According to the Kazakh foreign ministry, those invited to the summit include representatives from the government and armed rebels, as well as UN envoy Staffan de Mistura, and US officials.
Due to begin Wednesday and expected to last for two days, the talks were postponed until Thursday due to what Kazakhstan’s foreign ministry called “technical reasons” on Wednesday.
On Moday, Sergei Lavrov, the Russian Foreign Minister, said the Astana meeting would be a chance to “monitor the commitment of different parties to refrain from using force and to promote, encourage, the political process.”
However, a Syrian source close to the government stated that the discussions in Astana would be “purely military.”
The Geneva meeting, sponsored by the UN, is scheduled for February 23. It will focus on the key issues that divide the two sides, including the fate of President Bashar al-Assad.
The talks in Geneva have been delayed twice, partly to give time to the opposition, so that they could form a unified delegation. This marks the fifth time the parties have gone to Switzerland.
The Astana process is meant to support the Geneva talks, according to Moscow, amid speculation that it is working to develop an alternative “Astana track” with Ankara.
Sam Heller, a non-resident fellow at The Century Foundation think-tank says, “In theory, it is a complement to a still-live ongoing Geneva process, but in practice it looks like it’s a venue for Turkey, Russia, and to some extent Iran, to arrive at their own understandings and to try to engineer a mutually satisfactory political solution on their terms.”
The Syrian government plans to attend the Geneva talks, and it’s is likely that its delegation will be led by its usual negotiator, Bashar al-Jaafari, Syria’s UN ambassador.
The key opposition High Negotiations Committee stated it will send a 21-member delegation to Geneva, which includes 10 rebel representatives. Their negotiator, lawyer Mohammed Sabra, will replace Mohamed Alloush of the Army of Islam rebel group, who will participate in the delegation only in an advisory capacity.
The HNC delegation calls itself ‘unified’, as it includes representatives from two rival opposition groups — the Cairo and Moscow groups. However, both these groups have denied being represented, so it’s not clear if they will attend as separate delegations.
Even more uncertain is the attendance at the Astana talks, although Syria’s Jaafari has already arrived in Kazakhstan.
At least four rebel groups claim not to have received an invitation to the Astana meeting, and several are unsure of whether they would attend, if invited.
UN envoy De Mistura’s office said he would send a “technical team,” and the US State Department is still deciding whether or not to send a representative.
Further, Jordan said it will attend the Astana talks only as an observer.
The Astana talks will focus primarily on reinforcing the ceasefire that has in place since December 30, that was brokered by Turkey and Russia. The last meeting in Astana produced no major breakthroughs, so with the uncertainty of rebel attendance, the talks seem unlikely to generate a negotiation for peace.

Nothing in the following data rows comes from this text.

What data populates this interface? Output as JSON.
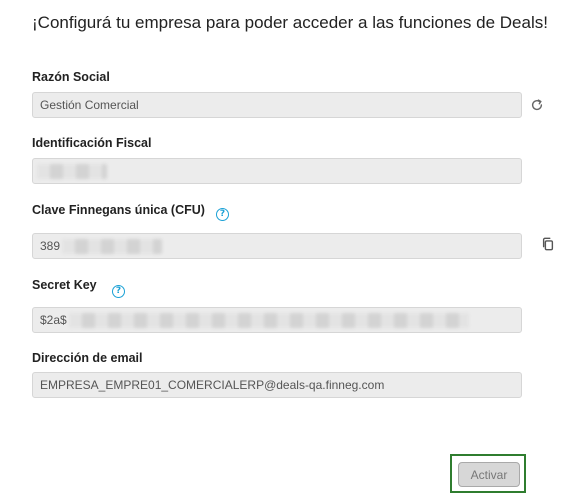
{
  "heading": "¡Configurá tu empresa para poder acceder a las funciones de Deals!",
  "fields": {
    "razon_social": {
      "label": "Razón Social",
      "value": "Gestión Comercial"
    },
    "identificacion_fiscal": {
      "label": "Identificación Fiscal",
      "value": ""
    },
    "clave_cfu": {
      "label": "Clave Finnegans única (CFU)",
      "value": "389"
    },
    "secret_key": {
      "label": "Secret Key",
      "value": "$2a$"
    },
    "email": {
      "label": "Dirección de email",
      "value": "EMPRESA_EMPRE01_COMERCIALERP@deals-qa.finneg.com"
    }
  },
  "help_icon_glyph": "?",
  "activate_button_label": "Activar",
  "icons": {
    "refresh": "refresh-icon",
    "copy": "copy-icon",
    "help": "help-circle-icon"
  },
  "colors": {
    "help_icon": "#1ba1d6",
    "button_focus_border": "#2f7d2f",
    "field_background": "#ececec"
  }
}
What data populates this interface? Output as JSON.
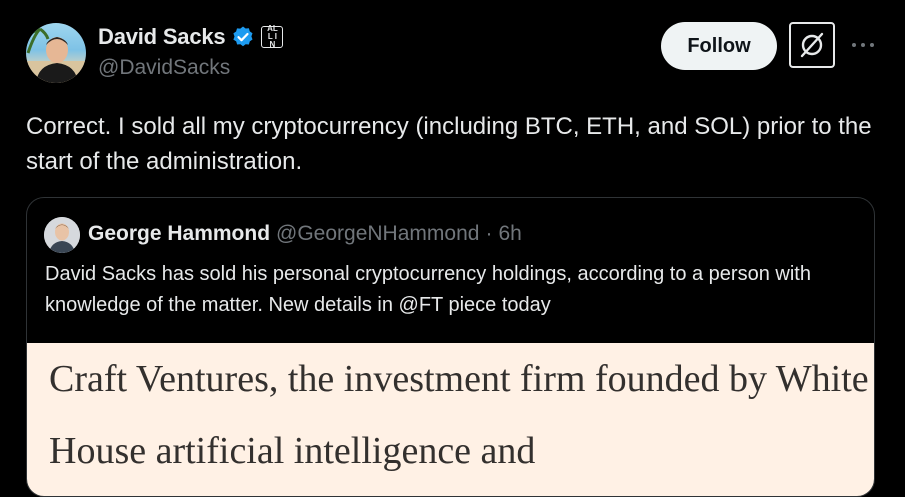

In the meantime, the major divisions between the two sides have yet to be resolved in Geneva, most importantly, the fate of Assad. The opposition demands that he step aside, but his government says this is not a topic for negotiations.
Turkey, who backed the rebels, has has show that they are open to more flexibility to resolve the conflict, but the opposition shows little sign that it feels the same way.
The Syrian government may also feel less open to compromise, coming to the talks after it’s recent victories, including the full recapture of second city Aleppo in December.
Thomas Pierret, a Syria expert at the University of Edinburgh says, “I still don’t believe the loyalist alliance is serious about… making some serious compromise, rather than asking for the rebels’ surrender disguised as a political settlement. They will try to obtain such surrender, which is why the talks will take place.”